Voluntariado franciscano


La realidad social en la que estamos evidencia que el hombre es cada menos hombre: la libertad real de muchos hombres es cada vez menor, el sentido de su vida cada vez más difuso, la autonomía cada vez mas precaria; la felicidad se ve mas lejos y el futuro mas incierto.

Necesitamos voluntarios que pretendan poner sus dotes, dones, servicios a funcionar desde una identidad de pobres y necesitados que están dispuestos a aprender con otros, y aportar su grano de trigo que ayude a dar fruto abundante. Se necesitan artistas que construyan y den identidad a su vocación de siervos pequeños y pobres.

Una característica del voluntario franciscano es que haga el servicio desde la gratuidad que nace del amor, y lleva a la entrega personal, a la lucha por la dignidad de cad persona y a la construcción de otro tipo de sociedad. Su comprensión requiere de cualidades: la donación o la comprensión, dar o recibir, servicio o recompensa justificada, que la persona alcance sus metas.

La gratuidad es también una energia que nos anima.
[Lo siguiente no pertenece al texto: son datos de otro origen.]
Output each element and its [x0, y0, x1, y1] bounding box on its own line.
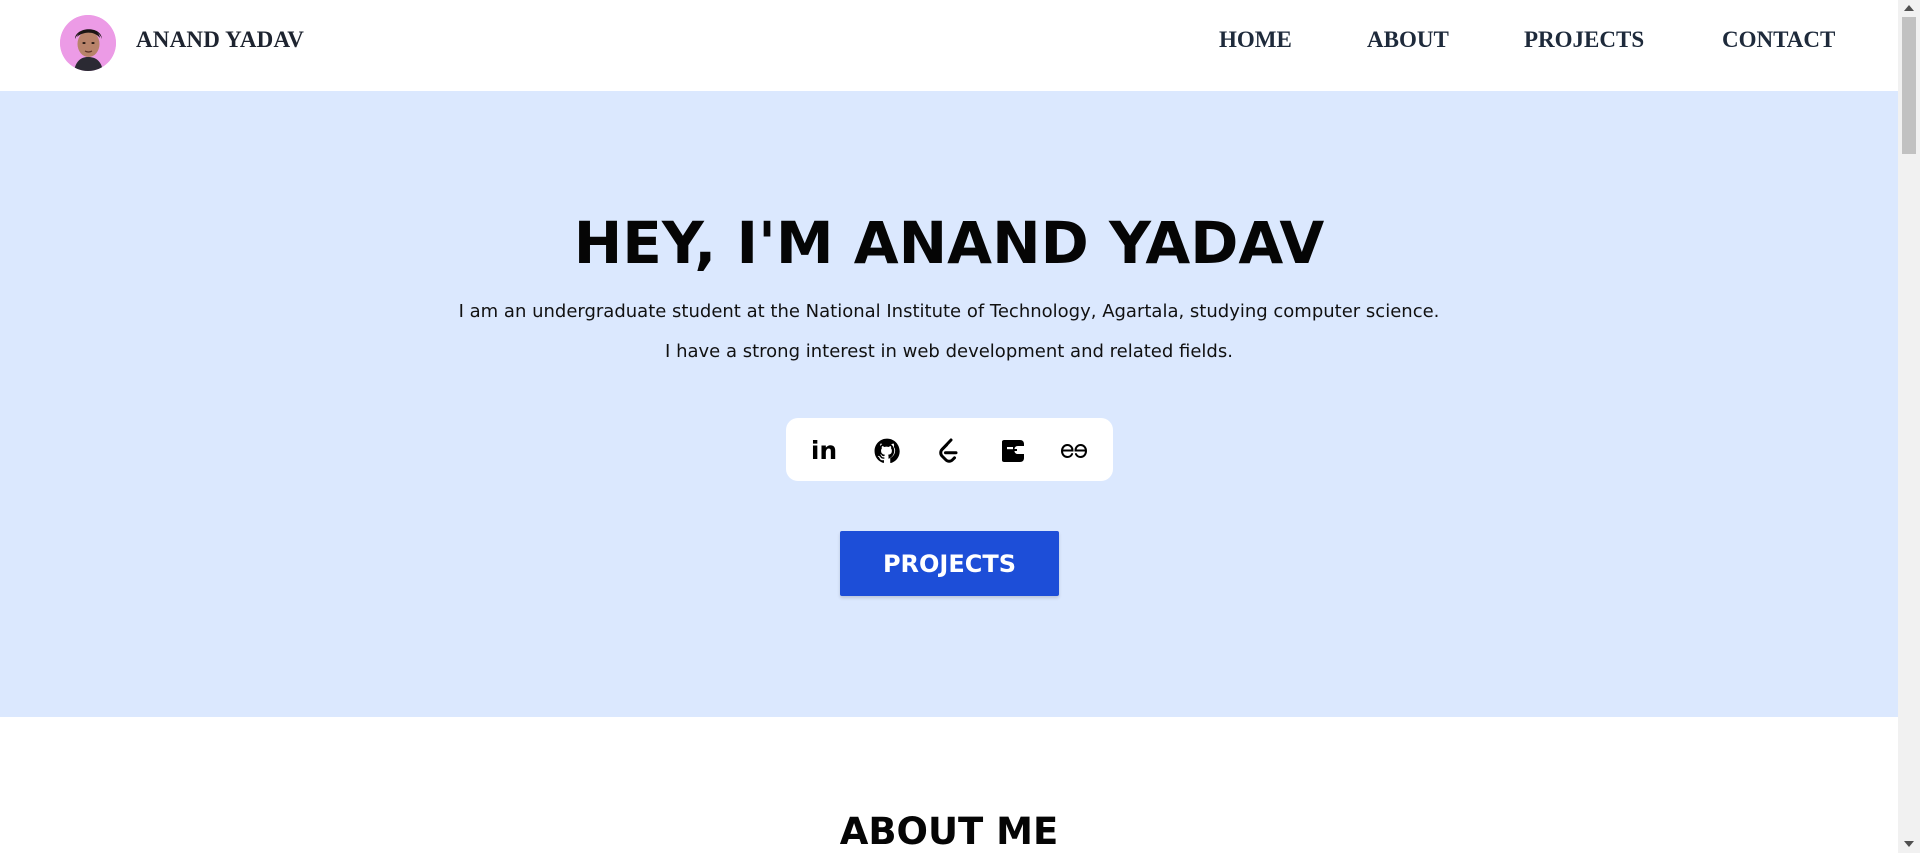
about-title: ABOUT ME [839, 810, 1059, 853]
codechef-glyph [1002, 440, 1024, 462]
page: ANAND YADAV HOME ABOUT PROJECTS CONTACT … [0, 0, 1898, 853]
github-glyph [874, 438, 900, 464]
avatar[interactable] [60, 15, 116, 71]
nav-about-link[interactable]: ABOUT [1367, 27, 1449, 53]
linkedin-icon[interactable]: in [809, 436, 839, 466]
hero-intro-line-1: I am an undergraduate student at the Nat… [458, 301, 1440, 322]
brand-name[interactable]: ANAND YADAV [136, 27, 304, 53]
geeksforgeeks-icon[interactable] [1059, 436, 1089, 466]
nav-projects-link[interactable]: PROJECTS [1524, 27, 1644, 53]
nav-contact-link[interactable]: CONTACT [1722, 27, 1835, 53]
nav-home-link[interactable]: HOME [1219, 27, 1292, 53]
vertical-scrollbar[interactable] [1898, 0, 1920, 853]
hero-title: HEY, I'M ANAND YADAV [573, 209, 1325, 277]
leetcode-glyph [939, 438, 958, 463]
geeksforgeeks-glyph [1060, 443, 1088, 459]
linkedin-glyph: in [810, 436, 838, 465]
hero-intro-line-2: I have a strong interest in web developm… [665, 341, 1233, 362]
github-icon[interactable] [872, 436, 902, 466]
projects-button[interactable]: PROJECTS [840, 531, 1059, 596]
scrollbar-thumb[interactable] [1902, 17, 1916, 154]
avatar-photo [60, 15, 116, 71]
navbar: ANAND YADAV HOME ABOUT PROJECTS CONTACT [0, 0, 1898, 91]
codechef-icon[interactable] [997, 436, 1027, 466]
hero-section: HEY, I'M ANAND YADAV I am an undergradua… [0, 91, 1898, 717]
scroll-down-arrow-icon[interactable] [1904, 841, 1914, 847]
scroll-up-arrow-icon[interactable] [1904, 5, 1914, 11]
leetcode-icon[interactable] [934, 436, 964, 466]
social-links-box: in [786, 418, 1113, 481]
Los franciscanos tenemos como principal fuente de energía el compromiso de la opción preferencia por los mas pobres “los leprosos”. Ellos fueron siempre los proferidos de Aquel que dio la vida por todos. Y no olvidemos que la dio voluntariamente.

El estimulo de voluntario es la generosidad que reviste de belleza la misma acción. Reside en demostrar interés por las personas, por su bien, desde la minoridad. Ver el rostro feliz de la persona a quienes acompañamos y que esperan con impaciencia nuestra presencia, que les habla de esperanza e ilusión.

Una segunda característica que quisiera señalar es buscar el encuentro desde la fraternidad, centrada en el optimismo y la visión centrada en la convivencia y factores positivos. Se trata de crear un estilo que de vida que afecta y empuja a las personas a la transformación vital. Caminar, desde la fraternidad, es una expresión que recarga la identidad de lo que somos y hacemos, con Jesucristo como centro, a la luz de Francisco de Asís nos hacemos solidarios manteniendo viva la llama de la utopía. No trabajamos en solitario sino solidariamente fraternos sostenidos y apoyados por la misma llamada.

Finalmente precisamos como franciscanos hacer nuestra protesta-propuesta, desde la denuncia, y la presencia públicas expresadas con propuestas. La finalidad no es resignarse desde la teoría, sino convertirla en práctica cotidiana. Se trata de ser voz de los sin voz “los voceros de Dios en medio de nuestro pueblo”. Desde ahí exigir derechos fundamentales construyendo escenarios de participación. Se trata de un estar juntos provocando sueños, sumando voluntades, fortaleciendo vínculos, franciscanizando desde el servicio voluntario menor, fraterno, gratuito y solidario.


Fr. Severino Calderón Martínez, ofm.